By Nick Brown
Bankruptcy & Restructuring Correspondent, Reuters
REUTERS October 14 2014
Thomson Reuters
(Reuters) – Imagine a global authority, akin to the World Bank, overseeing an internationally recognized restructuring process
for sovereign debtors that looks to reproduce the experience of Detroit and avoid the pain suffered by Argentina.
That’s the vision of the Global Restructuring Organization (GRO), a European restructuring industry group that aims to start a
global conversation about how to deal with sovereign debt, according to Bankruptcy Judge Cecelia Morris, one of the group’s
founders.
Morris, the chief judge of the U.S. Bankruptcy Court for the Southern District of New York, said in an interview with Reuters
that recent developments in Argentina show the challenges of overhauling sovereign debt without a formal system.

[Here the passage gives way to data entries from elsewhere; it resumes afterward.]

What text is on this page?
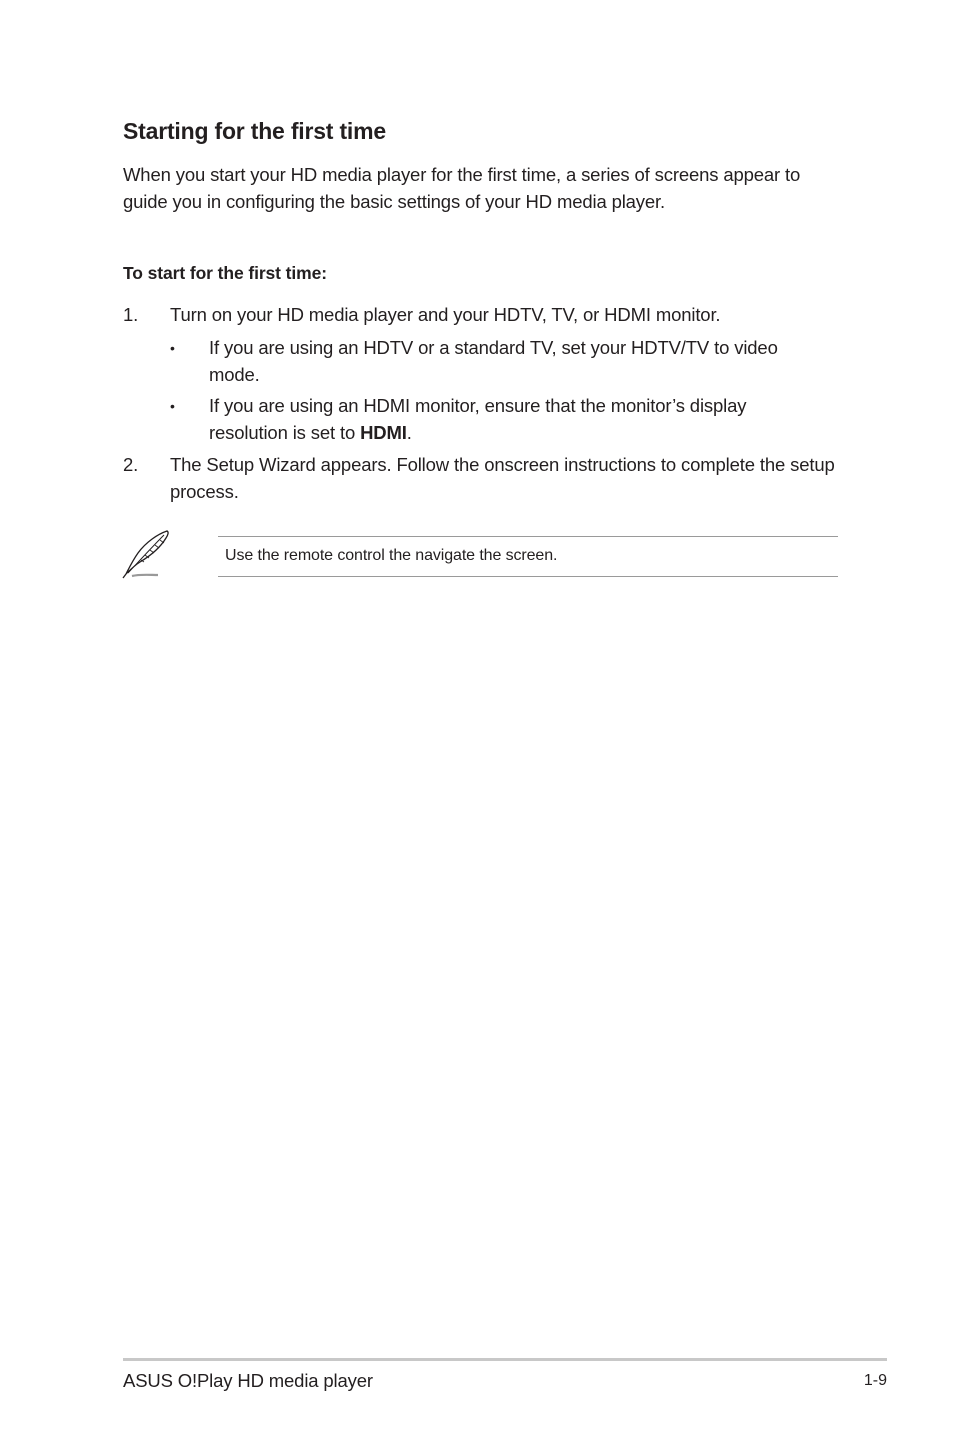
Starting for the first time

When you start your HD media player for the first time, a series of screens appear to guide you in configuring the basic settings of your HD media player.

To start for the first time:

1. Turn on your HD media player and your HDTV, TV, or HDMI monitor.
• If you are using an HDTV or a standard TV, set your HDTV/TV to video mode.
• If you are using an HDMI monitor, ensure that the monitor’s display resolution is set to HDMI.
2. The Setup Wizard appears. Follow the onscreen instructions to complete the setup process.
Use the remote control the navigate the screen.
ASUS O!Play HD media player	1-9
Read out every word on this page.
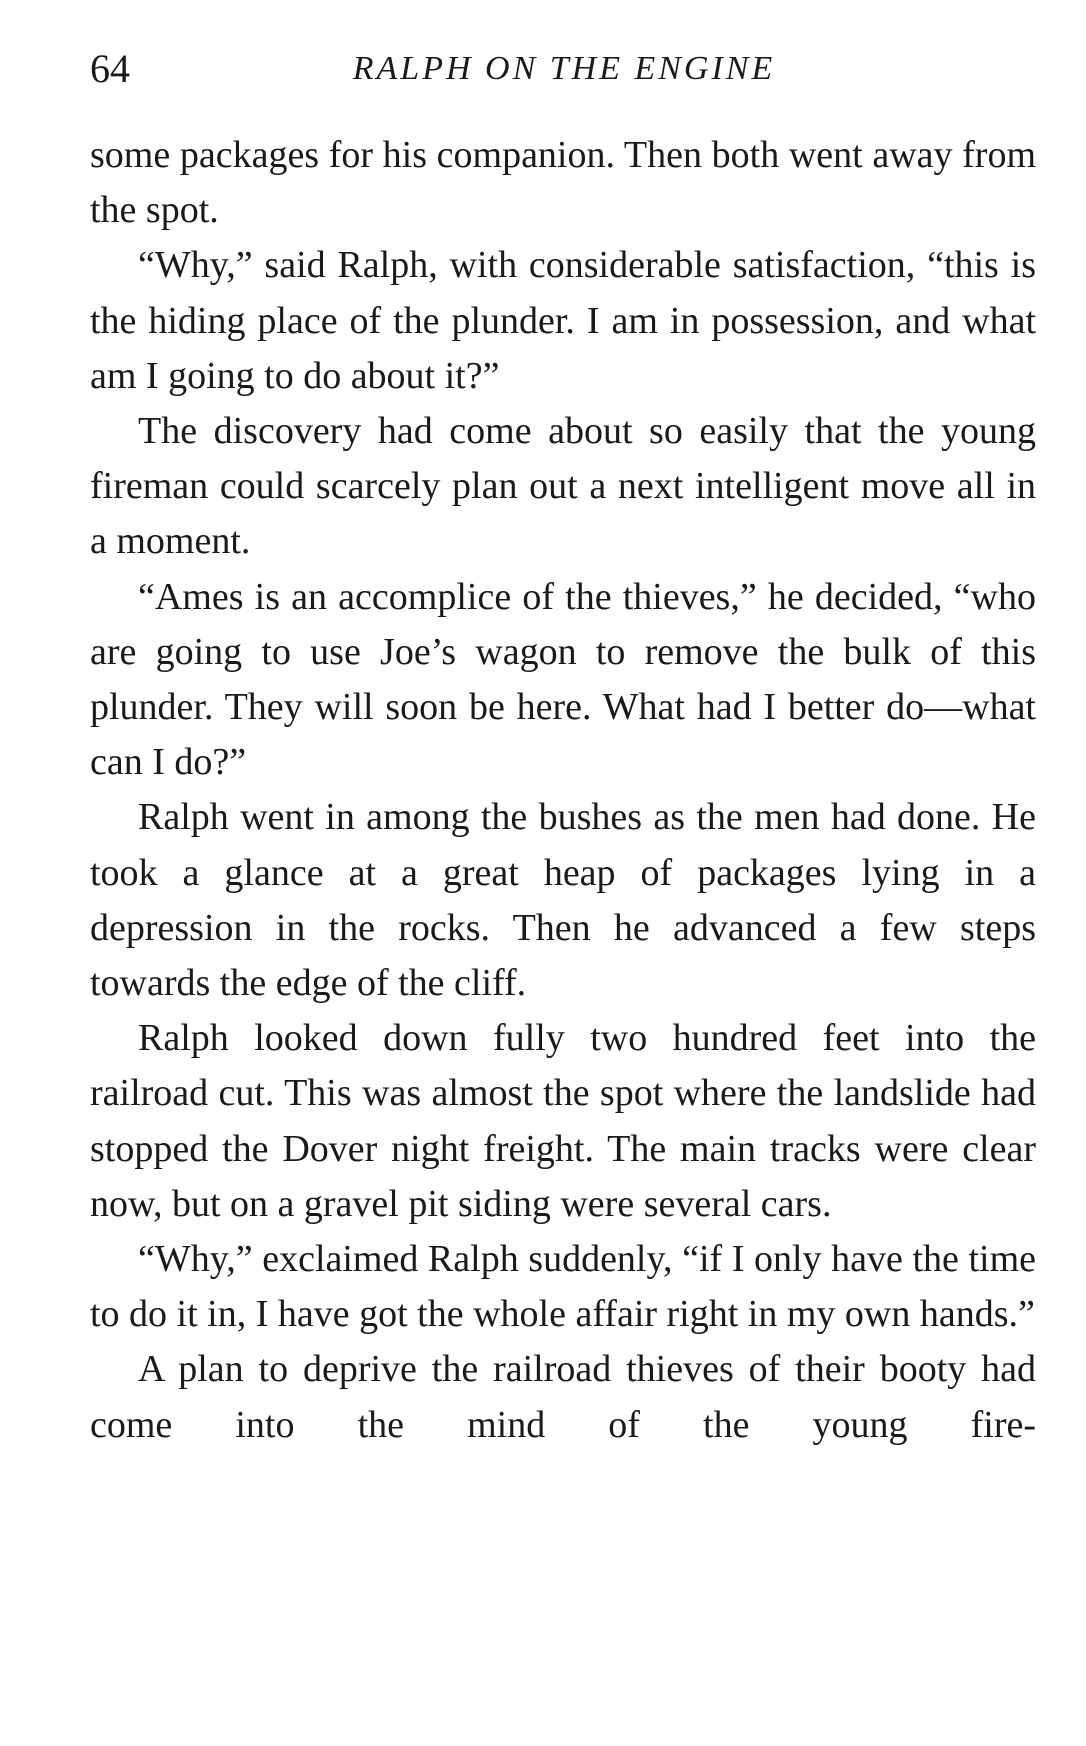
64	RALPH ON THE ENGINE

some packages for his companion. Then both went away from the spot.

“Why,” said Ralph, with considerable satisfaction, “this is the hiding place of the plunder. I am in possession, and what am I going to do about it?”

The discovery had come about so easily that the young fireman could scarcely plan out a next intelligent move all in a moment.

“Ames is an accomplice of the thieves,” he decided, “who are going to use Joe’s wagon to remove the bulk of this plunder. They will soon be here. What had I better do—what can I do?”

Ralph went in among the bushes as the men had done. He took a glance at a great heap of packages lying in a depression in the rocks. Then he advanced a few steps towards the edge of the cliff.

Ralph looked down fully two hundred feet into the railroad cut. This was almost the spot where the landslide had stopped the Dover night freight. The main tracks were clear now, but on a gravel pit siding were several cars.

“Why,” exclaimed Ralph suddenly, “if I only have the time to do it in, I have got the whole affair right in my own hands.”

A plan to deprive the railroad thieves of their booty had come into the mind of the young fire-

“When a sovereign is in stress, the options are to do nothing and see how it plays out, which sounds horrible, or do what
Argentina did, to try to restructure with no judicial umbrella,” said Morris, whose court handles many of the most complex
U.S. bankruptcy cases.
Morris is speaking at GRO’s annual conference in Modena, Italy, later this month. It’s the second time the group has held the
conference, which its organizers hope will become the “Davos of restructuring,” Morris said.
The organization was founded by its current president, Antonio Tullio, a restructuring expert and professor at the University
of Modena, Italy. Tullio could not be immediately reached on Monday.
Among Morris’ fellow speakers will be Kevyn Orr, the former Jones Day partner and emergency manager tapped to lead Detroit
through its massive Chapter 9 bankruptcy.
While Detroit is not a sovereign, its largely consensual reorganization stands as evidence that politically charged government
workouts can be achieved if procedures exist to foster a negotiation, Morris said.
“You at least have to have a structure where everyone has the opportunity to be heard,” she said.
In Puerto Rico, lawmakers and lawyers this year passed a law modeled after U.S.-style bankruptcy that would allow the
territory’s public agencies to restructure their debt, though it is being challenged by creditors as unconstitutional.
“Since we have the reality of Argentina, Puerto Rico is wisely trying to find a way to have a structure,” the judge said.
Argentina, without the benefit of a restructuring mechanism, tried to cut its debt by offering haircuts in 2005 and 2010 to
holders of $82 billion in defaulted bonds. Most creditors accepted the offer, but holdouts led by Elliott Management successfully
petitioned a New York court to rule that they have a right to full payment.